The effect of foreign direct investment on the economic growth of sierra leone

The objective of this study is to analyze the relationship between Foreign Direct Investment (FDI) and economic growth in Sierra Leone. Data from 1980 to 2014 sourced from the World Bank was used to do the empirical analysis. The estimation techniques were Augmented Dickey Fuller unit root test, Johansen Cointegration, Vector Error Correction Model, Granger Causality Test and Ordinary Least Square (OLS). The results indicated that, the series employed in the study became stationary at first difference; there is a long-run relationship between the variables used in the study. The error correction model, which indicated the speed of equilibrium adjustment, is slow but confirms the existence of long –run equilibrium relationship between the variables used in the study. The Granger causality test results indicated a unidirectional relation between FDI and GDP in Sierra Leone.
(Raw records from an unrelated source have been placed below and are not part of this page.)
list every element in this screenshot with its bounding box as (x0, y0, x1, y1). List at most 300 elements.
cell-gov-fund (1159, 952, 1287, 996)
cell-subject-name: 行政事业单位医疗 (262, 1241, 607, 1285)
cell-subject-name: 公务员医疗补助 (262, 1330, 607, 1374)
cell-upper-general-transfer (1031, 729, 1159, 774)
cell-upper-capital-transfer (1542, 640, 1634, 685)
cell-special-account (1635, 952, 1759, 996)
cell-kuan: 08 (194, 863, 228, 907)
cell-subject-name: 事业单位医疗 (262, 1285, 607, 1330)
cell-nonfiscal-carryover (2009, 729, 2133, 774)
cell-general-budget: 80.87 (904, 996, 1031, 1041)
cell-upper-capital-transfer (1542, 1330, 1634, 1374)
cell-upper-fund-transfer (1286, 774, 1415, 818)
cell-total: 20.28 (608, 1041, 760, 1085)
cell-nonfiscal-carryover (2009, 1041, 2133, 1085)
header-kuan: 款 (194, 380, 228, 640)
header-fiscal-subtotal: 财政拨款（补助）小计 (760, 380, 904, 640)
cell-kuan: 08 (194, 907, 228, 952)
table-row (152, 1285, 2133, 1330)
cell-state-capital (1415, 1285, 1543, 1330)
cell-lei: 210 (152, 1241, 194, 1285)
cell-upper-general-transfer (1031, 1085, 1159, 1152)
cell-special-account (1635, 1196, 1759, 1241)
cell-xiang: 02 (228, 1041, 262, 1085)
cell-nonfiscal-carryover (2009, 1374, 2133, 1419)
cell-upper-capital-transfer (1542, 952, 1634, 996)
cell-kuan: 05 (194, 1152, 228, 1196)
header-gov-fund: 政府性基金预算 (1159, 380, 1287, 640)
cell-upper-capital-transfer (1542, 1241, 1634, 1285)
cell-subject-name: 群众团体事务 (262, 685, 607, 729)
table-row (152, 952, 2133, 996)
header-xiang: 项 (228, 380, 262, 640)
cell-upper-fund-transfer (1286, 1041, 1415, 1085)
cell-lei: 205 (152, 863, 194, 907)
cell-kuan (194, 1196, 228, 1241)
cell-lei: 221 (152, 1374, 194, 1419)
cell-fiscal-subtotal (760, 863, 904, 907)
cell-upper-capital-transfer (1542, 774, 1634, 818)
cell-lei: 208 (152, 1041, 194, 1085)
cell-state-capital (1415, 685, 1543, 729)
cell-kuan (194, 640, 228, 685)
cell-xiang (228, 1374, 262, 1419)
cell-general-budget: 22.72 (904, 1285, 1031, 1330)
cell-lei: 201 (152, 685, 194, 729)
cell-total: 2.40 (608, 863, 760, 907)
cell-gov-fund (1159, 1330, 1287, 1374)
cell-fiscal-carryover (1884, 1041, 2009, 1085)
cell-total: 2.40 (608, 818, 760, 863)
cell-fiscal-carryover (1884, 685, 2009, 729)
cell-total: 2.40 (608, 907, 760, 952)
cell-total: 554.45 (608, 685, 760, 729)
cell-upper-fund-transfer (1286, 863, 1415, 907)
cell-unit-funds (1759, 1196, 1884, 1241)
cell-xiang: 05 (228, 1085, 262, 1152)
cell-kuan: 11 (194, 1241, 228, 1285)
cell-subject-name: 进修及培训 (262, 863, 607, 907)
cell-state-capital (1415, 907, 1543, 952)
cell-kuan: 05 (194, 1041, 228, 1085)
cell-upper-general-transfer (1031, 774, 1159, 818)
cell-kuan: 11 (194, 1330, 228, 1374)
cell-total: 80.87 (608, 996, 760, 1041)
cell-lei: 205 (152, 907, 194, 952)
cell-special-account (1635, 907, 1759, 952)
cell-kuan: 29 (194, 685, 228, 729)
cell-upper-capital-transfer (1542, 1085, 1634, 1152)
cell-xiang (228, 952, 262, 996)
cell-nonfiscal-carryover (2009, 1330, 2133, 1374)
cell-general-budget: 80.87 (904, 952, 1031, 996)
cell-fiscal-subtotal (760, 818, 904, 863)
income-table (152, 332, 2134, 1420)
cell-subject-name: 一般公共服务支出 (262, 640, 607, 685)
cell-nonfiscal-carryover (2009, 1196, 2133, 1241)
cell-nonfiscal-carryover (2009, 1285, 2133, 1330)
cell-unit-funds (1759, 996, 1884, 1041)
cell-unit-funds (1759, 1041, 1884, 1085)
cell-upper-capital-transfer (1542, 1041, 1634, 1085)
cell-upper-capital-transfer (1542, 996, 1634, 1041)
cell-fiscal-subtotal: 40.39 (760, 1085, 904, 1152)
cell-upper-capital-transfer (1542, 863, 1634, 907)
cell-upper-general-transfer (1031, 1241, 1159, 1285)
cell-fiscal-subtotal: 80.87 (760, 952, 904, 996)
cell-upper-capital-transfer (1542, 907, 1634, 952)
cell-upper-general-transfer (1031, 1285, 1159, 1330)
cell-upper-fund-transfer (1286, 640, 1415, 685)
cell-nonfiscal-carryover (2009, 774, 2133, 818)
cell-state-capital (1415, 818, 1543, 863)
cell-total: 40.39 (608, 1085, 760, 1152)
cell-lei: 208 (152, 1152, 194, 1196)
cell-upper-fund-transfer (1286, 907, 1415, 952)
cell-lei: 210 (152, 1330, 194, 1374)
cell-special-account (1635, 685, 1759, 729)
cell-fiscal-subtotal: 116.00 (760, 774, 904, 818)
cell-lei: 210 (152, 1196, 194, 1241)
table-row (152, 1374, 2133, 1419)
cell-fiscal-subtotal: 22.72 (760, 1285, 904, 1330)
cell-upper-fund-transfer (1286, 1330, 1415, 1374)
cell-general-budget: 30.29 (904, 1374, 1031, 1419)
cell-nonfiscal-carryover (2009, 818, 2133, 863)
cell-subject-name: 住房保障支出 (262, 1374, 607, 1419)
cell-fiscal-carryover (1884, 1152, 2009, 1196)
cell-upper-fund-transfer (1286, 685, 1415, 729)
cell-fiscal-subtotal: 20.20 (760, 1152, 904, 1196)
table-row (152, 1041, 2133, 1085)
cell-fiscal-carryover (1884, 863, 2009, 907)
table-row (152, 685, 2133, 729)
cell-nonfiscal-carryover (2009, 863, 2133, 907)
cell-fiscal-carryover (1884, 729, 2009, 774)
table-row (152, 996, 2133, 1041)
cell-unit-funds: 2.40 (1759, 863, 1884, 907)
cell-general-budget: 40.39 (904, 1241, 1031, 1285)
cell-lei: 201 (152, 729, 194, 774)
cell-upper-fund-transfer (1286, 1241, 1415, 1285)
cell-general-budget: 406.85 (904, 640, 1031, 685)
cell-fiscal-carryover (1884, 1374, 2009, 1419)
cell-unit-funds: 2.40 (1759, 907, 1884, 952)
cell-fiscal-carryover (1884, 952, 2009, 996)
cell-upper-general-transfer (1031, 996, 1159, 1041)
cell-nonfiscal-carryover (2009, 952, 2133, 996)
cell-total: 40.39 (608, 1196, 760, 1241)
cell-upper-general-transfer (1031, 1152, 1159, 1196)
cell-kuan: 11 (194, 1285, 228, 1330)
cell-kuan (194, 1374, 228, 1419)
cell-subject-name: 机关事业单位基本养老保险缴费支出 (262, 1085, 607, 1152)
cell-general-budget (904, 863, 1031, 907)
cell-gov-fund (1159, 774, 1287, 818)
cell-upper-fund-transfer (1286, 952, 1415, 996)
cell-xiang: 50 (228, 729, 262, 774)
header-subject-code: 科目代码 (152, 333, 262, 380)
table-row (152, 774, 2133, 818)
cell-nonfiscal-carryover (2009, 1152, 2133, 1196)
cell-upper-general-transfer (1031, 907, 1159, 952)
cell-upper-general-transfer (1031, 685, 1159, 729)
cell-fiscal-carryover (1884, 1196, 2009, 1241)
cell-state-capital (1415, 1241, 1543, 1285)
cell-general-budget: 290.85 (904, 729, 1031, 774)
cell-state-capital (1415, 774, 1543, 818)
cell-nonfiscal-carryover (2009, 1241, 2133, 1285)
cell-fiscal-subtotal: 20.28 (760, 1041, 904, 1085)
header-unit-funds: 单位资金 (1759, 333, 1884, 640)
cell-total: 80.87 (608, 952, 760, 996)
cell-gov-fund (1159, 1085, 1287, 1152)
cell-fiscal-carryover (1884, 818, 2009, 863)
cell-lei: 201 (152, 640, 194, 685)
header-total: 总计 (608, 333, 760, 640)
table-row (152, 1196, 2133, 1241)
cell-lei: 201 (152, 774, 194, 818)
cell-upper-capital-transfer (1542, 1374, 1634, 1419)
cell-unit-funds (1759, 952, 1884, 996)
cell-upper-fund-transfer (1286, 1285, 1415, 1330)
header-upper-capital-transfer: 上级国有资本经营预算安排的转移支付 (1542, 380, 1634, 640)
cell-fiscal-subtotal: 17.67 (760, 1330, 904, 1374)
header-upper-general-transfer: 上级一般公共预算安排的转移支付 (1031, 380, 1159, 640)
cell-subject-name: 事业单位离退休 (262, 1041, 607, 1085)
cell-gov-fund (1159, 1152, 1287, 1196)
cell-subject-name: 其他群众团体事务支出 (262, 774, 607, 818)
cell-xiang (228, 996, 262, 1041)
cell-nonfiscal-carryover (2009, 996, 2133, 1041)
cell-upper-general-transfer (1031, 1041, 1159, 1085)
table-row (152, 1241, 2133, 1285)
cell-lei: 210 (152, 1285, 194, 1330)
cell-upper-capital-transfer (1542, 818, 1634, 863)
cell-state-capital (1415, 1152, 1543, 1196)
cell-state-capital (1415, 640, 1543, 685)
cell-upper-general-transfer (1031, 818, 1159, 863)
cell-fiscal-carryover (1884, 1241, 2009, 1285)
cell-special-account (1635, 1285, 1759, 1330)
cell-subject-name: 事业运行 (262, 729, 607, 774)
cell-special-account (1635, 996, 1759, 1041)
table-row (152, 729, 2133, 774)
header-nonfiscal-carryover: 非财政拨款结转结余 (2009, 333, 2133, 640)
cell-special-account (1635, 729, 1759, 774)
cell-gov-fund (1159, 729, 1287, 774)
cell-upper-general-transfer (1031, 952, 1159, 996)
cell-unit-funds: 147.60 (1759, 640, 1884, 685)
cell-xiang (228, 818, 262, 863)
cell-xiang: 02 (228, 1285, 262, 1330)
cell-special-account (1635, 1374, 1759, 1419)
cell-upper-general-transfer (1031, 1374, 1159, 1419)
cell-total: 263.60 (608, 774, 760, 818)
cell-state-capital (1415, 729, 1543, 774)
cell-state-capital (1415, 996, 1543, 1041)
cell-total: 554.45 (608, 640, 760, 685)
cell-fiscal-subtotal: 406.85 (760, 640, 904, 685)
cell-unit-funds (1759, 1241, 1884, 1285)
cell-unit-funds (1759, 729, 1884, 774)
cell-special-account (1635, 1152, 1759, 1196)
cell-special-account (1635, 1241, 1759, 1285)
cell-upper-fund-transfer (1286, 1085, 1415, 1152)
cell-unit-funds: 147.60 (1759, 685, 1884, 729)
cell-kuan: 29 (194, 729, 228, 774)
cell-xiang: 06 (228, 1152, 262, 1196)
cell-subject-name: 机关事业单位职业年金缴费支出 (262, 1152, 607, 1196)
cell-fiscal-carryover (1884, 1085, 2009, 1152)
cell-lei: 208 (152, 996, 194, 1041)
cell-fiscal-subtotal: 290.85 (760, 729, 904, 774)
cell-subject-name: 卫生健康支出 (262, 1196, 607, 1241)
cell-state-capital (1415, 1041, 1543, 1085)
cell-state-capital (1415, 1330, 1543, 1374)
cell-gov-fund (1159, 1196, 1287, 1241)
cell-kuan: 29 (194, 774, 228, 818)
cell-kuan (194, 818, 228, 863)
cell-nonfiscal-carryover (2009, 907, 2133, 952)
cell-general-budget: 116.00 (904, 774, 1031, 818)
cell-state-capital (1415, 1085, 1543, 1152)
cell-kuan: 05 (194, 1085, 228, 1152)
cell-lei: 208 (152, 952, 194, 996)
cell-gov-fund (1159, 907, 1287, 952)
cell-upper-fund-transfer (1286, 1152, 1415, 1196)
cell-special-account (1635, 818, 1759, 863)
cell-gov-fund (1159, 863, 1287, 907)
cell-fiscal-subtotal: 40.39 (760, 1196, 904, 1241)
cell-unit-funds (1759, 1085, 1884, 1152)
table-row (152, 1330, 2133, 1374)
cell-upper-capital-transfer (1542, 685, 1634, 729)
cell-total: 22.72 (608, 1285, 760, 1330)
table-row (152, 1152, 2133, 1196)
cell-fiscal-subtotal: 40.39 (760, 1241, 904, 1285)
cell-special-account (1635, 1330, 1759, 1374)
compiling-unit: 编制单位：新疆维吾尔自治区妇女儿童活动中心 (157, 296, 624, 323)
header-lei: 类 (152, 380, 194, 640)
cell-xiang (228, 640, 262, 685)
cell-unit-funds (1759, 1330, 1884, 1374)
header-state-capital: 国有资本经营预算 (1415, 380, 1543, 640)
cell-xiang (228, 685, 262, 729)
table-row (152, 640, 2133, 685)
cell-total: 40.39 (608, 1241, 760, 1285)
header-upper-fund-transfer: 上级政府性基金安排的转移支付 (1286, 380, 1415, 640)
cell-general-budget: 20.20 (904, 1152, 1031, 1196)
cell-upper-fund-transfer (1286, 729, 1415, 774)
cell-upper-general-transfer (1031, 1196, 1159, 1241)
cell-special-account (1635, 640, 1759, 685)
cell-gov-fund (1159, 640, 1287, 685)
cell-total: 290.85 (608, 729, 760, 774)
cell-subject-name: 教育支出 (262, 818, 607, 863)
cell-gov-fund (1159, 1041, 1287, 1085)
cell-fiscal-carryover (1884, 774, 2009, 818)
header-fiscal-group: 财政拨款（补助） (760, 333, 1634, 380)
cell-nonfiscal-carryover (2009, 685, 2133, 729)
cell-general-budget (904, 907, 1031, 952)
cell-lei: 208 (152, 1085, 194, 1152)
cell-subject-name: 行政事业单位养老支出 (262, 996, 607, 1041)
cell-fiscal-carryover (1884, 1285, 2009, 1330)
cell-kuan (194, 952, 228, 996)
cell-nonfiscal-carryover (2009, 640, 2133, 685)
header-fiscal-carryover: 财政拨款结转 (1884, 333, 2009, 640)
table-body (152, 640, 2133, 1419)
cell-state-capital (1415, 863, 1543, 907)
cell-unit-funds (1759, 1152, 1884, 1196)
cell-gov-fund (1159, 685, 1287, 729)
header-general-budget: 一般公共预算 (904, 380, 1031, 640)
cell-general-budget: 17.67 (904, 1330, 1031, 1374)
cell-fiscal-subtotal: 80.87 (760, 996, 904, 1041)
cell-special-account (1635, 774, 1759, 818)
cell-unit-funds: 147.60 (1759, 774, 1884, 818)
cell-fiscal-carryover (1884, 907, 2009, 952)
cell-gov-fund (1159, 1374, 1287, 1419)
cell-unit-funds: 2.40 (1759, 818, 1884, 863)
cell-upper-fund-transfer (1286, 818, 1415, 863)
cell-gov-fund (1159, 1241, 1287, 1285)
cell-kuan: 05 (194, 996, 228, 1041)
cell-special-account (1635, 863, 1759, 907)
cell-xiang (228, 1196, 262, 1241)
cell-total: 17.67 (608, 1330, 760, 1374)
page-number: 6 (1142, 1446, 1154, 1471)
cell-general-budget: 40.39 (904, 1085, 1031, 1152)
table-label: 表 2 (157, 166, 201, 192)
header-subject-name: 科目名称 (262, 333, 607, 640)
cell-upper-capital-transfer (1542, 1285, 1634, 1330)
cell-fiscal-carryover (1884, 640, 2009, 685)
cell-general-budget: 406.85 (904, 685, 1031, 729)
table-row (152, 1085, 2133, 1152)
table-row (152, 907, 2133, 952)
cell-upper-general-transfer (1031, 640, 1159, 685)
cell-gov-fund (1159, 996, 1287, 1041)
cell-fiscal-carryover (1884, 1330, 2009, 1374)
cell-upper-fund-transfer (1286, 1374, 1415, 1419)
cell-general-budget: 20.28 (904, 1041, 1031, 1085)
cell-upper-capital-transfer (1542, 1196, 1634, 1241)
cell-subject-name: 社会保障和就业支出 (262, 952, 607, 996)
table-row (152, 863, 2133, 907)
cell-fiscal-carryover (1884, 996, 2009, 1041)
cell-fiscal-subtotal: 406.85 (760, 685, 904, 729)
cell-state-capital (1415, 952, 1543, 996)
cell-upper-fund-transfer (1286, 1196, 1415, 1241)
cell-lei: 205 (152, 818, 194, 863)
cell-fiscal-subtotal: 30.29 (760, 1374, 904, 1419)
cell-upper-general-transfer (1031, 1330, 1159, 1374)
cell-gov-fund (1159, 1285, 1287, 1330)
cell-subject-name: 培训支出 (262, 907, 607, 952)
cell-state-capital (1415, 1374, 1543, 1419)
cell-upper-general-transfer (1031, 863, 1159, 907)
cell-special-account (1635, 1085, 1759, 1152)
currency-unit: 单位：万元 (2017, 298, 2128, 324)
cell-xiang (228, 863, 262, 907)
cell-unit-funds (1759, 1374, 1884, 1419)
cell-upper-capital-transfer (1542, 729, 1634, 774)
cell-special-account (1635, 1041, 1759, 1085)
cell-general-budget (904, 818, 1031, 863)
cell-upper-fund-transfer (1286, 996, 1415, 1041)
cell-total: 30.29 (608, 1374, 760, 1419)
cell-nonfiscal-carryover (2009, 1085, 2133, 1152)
Thus, FDI granger-cause GDP in Sierra Leone. This is confirmed by the OLS results indicating a positive relationship between GDP and FDI. The results equally indicated that FDI is statistically significant to explain GDP in Sierra Leone. Lagged GDP can help explain present GDP growth in Sierra Leone, thus it is statistically significant. However, real effective exchange rate was not statistically significant to explain GDP growth in Sierra Leone. The estimated model is free from statistical problems such as autocorrelation, functional form misspecification etc as indicated on Table 6. Once FDI contributes to GDP growth in Sierra Leone, it is therefore recommended that, the government of Sierra Leone should ensure macroeconomic stability to sustain foreign investors in it domestic economy as well as attracting new investors.